I’m easy to spot in a theater—when it comes time to applaud, I’m that one guy who’s sitting down. (The only person younger than 75, anyway.) It has become customary in this town—in Broadway theaters and off-Broadway theaters, concert halls and opera houses—not only to clap for a job well done, but to do so on one’s feet; the standing ovation is now the default ovation. Of course, this renders the standing ovation meaningless, so I won’t do it; there are times you want a performer to know that what they’ve done is exceptional, that they’ve really knocked your socks off—Pinchas Zukerman after Beethoven’s “Violin Concerto,” or Christian Borle at the end of Peter and the Starcatcher—but as audience members we no longer have a tool for such expression at our disposal. Stand up and you’re just one more tourist “beating their flippers together like captive sea lions when the zookeeper arrives with a bucket of fish.”

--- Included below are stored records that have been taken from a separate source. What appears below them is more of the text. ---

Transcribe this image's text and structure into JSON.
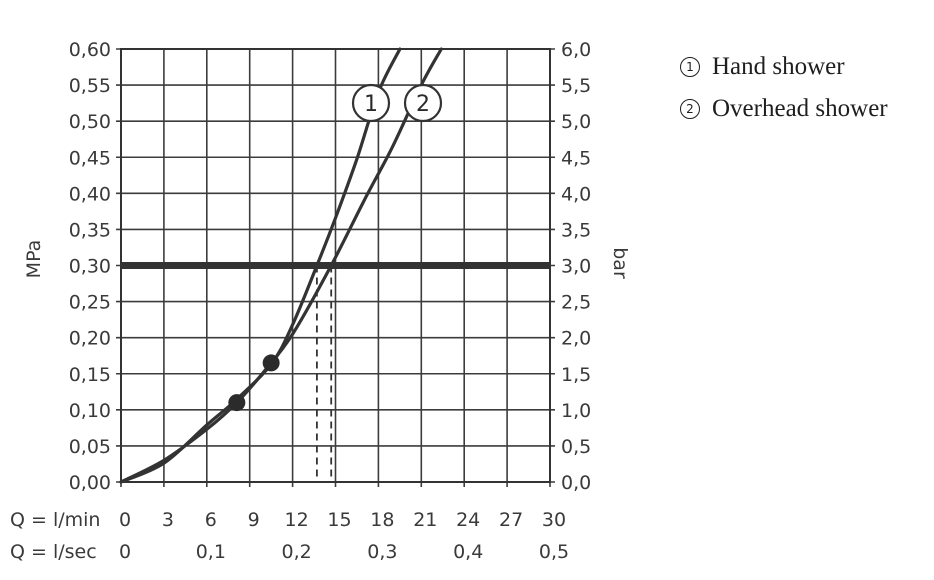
{
  "chart_data": {
    "type": "line",
    "x_axis": {
      "label": "Q = l/min",
      "range": [
        0,
        30
      ],
      "ticks": [
        "0",
        "3",
        "6",
        "9",
        "12",
        "15",
        "18",
        "21",
        "24",
        "27",
        "30"
      ]
    },
    "x_axis_secondary": {
      "label": "Q = l/sec",
      "range": [
        0,
        0.5
      ],
      "ticks": [
        {
          "value": 0,
          "label": "0"
        },
        {
          "value": 0.1,
          "label": "0,1"
        },
        {
          "value": 0.2,
          "label": "0,2"
        },
        {
          "value": 0.3,
          "label": "0,3"
        },
        {
          "value": 0.4,
          "label": "0,4"
        },
        {
          "value": 0.5,
          "label": "0,5"
        }
      ]
    },
    "y_axis": {
      "label": "MPa",
      "range": [
        0,
        0.6
      ],
      "ticks": [
        "0,00",
        "0,05",
        "0,10",
        "0,15",
        "0,20",
        "0,25",
        "0,30",
        "0,35",
        "0,40",
        "0,45",
        "0,50",
        "0,55",
        "0,60"
      ]
    },
    "y_axis_secondary": {
      "label": "bar",
      "range": [
        0,
        6
      ],
      "ticks": [
        "0,0",
        "0,5",
        "1,0",
        "1,5",
        "2,0",
        "2,5",
        "3,0",
        "3,5",
        "4,0",
        "4,5",
        "5,0",
        "5,5",
        "6,0"
      ]
    },
    "grid": true,
    "reference_line": {
      "y": 0.3
    },
    "series": [
      {
        "marker": "1",
        "name": "Hand shower",
        "x": [
          0,
          3,
          6,
          8,
          10.5,
          12,
          13.7,
          15,
          16.5,
          18,
          19.5
        ],
        "y": [
          0,
          0.026,
          0.079,
          0.113,
          0.163,
          0.218,
          0.3,
          0.366,
          0.448,
          0.54,
          0.6
        ],
        "highlight_point": {
          "x": 10.5,
          "y": 0.165
        },
        "dashed_drop_x": 13.7
      },
      {
        "marker": "2",
        "name": "Overhead shower",
        "x": [
          0,
          3,
          6,
          8.1,
          10,
          12,
          14.7,
          17,
          19,
          21,
          22.4
        ],
        "y": [
          0,
          0.03,
          0.073,
          0.11,
          0.153,
          0.205,
          0.3,
          0.39,
          0.465,
          0.55,
          0.6
        ],
        "highlight_point": {
          "x": 8.1,
          "y": 0.11
        },
        "dashed_drop_x": 14.7
      }
    ]
  },
  "legend": [
    {
      "num": "1",
      "label": "Hand shower"
    },
    {
      "num": "2",
      "label": "Overhead shower"
    }
  ]
}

So writes the Times‘ senior theater critic Ben Brantley today in an essay against the Standing O, in which he asks audiences to follow what we could call the Brantley Rule: “think before you stand, if you must stand at all.”
His own theory about the ubiquity of the Standing O? People can’t wait to stand after spending hours in those cramped seats. Others blame the phenomenon on the decline of a real New York theater class, which has been replaced by towheaded, corn-fed visitors. “Standing to applaud at the end of a show has become part of the Official Broadway Experience,” Brantley writes. “And if you’ve spent several hundred dollars for that pair of orchestra seats, an S.O. seems to help confirm that the money wasn’t wasted.”
I would add that people no longer use applause to express true admiration; it’s merely an unthinking courtesy. Note the way crowds will cheer for the corporate sponsor’s spokesperson before a corporate-sponsored event, or how they’ll clap for a university president at a graduation. So, if you actually wanted to applaud someone? Well, you’d need to stand, or something, so he or she would know you’re not just being polite. Maybe what we really need in this town is not only a reevaluation of our use of the standing ovation, but our use of any and all applause. Try the Stewart Rule: don’t put your hands together unless you mean it.